I, for one, was heartened by the Supreme Court's decision to uphold the limit that states may only apply the death penalty in response to crimes that result in death. As an Obama supporter, I am disappointed that Obama disagrees:
"I have said repeatedly that I think that the death penalty should be applied in very narrow circumstances for the most egregious of crimes. I think that the rape of a small child, 6 or 8 years old, is a heinous crime," he said, adding that if a state determines the death penalty should apply in such cases, they should be allowed to impose it.
Apparently, his disagreement arises from the view that killing is a form of self-expression:
he supports capital punishment in cases "so heinous, so beyond the pale, that the community is justified in expressing the full measure of its outrage by meting out the ultimate punishment."
In contrast, I think that the act of destroying a life should be taken a little more seriously (or perhaps, I think that temper tantrums should be taken less seriously).
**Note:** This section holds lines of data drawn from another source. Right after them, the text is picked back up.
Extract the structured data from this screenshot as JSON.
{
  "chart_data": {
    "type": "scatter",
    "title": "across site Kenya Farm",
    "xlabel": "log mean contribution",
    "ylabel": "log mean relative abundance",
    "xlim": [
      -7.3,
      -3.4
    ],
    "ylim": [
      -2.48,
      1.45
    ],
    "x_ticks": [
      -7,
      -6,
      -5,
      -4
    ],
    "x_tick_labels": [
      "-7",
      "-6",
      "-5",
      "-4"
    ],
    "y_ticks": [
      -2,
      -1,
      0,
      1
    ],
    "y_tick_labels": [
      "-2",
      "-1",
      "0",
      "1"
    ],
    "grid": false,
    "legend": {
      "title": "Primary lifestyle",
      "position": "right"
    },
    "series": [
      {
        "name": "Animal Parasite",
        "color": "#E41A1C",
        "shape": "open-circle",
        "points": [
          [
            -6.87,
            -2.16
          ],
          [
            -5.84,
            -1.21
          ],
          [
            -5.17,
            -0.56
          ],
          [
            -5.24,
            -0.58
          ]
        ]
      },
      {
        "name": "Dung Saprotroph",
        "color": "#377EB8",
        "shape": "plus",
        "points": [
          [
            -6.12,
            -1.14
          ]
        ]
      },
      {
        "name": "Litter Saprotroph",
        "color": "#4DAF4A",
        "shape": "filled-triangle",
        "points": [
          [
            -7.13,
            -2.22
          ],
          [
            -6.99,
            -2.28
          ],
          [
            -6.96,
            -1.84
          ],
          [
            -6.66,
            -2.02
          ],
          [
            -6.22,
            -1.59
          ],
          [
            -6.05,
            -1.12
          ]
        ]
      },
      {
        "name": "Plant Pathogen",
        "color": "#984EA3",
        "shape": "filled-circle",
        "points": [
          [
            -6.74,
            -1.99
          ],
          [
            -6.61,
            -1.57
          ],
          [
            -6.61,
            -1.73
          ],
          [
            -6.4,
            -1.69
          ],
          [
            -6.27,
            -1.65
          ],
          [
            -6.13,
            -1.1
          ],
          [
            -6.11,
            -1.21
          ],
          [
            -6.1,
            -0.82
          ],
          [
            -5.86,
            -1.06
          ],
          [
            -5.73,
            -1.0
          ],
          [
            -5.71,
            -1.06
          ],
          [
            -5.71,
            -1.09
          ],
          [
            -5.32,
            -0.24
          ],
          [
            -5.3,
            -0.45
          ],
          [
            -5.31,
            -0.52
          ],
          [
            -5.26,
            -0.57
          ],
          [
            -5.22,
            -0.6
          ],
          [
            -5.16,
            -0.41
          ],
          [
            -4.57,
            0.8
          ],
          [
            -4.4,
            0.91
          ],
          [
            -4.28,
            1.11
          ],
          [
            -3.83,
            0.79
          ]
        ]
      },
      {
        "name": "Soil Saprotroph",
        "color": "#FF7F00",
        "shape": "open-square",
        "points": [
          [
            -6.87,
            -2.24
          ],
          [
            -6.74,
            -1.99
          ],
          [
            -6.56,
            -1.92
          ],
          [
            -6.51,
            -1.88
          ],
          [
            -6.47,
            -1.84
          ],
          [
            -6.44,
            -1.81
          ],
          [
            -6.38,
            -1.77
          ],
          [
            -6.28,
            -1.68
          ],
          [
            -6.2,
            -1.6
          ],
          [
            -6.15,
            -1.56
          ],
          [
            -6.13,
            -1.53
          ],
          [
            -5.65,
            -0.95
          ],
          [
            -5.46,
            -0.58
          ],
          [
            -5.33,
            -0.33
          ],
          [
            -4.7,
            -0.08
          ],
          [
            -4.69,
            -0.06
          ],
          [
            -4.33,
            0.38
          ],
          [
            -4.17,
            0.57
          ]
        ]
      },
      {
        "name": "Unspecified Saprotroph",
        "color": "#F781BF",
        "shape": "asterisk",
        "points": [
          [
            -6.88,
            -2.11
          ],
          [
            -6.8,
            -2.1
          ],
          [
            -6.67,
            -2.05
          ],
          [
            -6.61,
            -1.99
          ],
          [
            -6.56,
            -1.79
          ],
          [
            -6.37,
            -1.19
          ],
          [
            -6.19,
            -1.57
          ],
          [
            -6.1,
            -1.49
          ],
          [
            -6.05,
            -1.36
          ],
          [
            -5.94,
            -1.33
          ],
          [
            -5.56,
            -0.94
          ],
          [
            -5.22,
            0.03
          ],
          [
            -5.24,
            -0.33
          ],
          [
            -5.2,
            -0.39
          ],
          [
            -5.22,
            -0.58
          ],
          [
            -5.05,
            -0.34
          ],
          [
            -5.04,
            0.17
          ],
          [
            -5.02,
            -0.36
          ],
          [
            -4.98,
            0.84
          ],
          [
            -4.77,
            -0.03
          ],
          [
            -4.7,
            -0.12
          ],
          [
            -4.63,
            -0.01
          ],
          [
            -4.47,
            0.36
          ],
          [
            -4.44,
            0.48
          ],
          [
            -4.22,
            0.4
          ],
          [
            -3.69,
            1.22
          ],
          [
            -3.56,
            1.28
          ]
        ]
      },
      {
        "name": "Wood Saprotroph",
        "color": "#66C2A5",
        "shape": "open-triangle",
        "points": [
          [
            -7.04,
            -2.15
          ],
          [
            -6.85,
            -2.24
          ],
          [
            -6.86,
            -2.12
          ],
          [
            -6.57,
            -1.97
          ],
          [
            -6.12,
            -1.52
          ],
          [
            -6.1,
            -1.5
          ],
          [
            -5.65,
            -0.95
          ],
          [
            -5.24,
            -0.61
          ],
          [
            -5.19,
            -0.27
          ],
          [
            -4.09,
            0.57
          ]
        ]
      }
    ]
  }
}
When I remember Newt Gingrich's call to make drug dealing a capital offense, or the attempt of the Illinois legislature to make gang activity a capital crime, I'm glad that there is a Constitutional prohibition on expanding the use of the death penalty.
That the rape of a child is a horrific crime that deserves a firm and swift punishment is not in doubt. But expanding the list of crimes eligible for the death penalty to include non-homicide crimes would have undermined the long-standing principle of civilized societies that reserves the ultimate penalty for those who commit the most heinous murders. Anything less than categorical exclusion of non-homicide crimes would have provided too great an opportunity for the unconstitutionally overbroad, random, arbitrary, and capricious application of the death penalty.
We are not the property of the state (or "the community"), and there must be a limit on what methods the government can use to coerce us for its ends.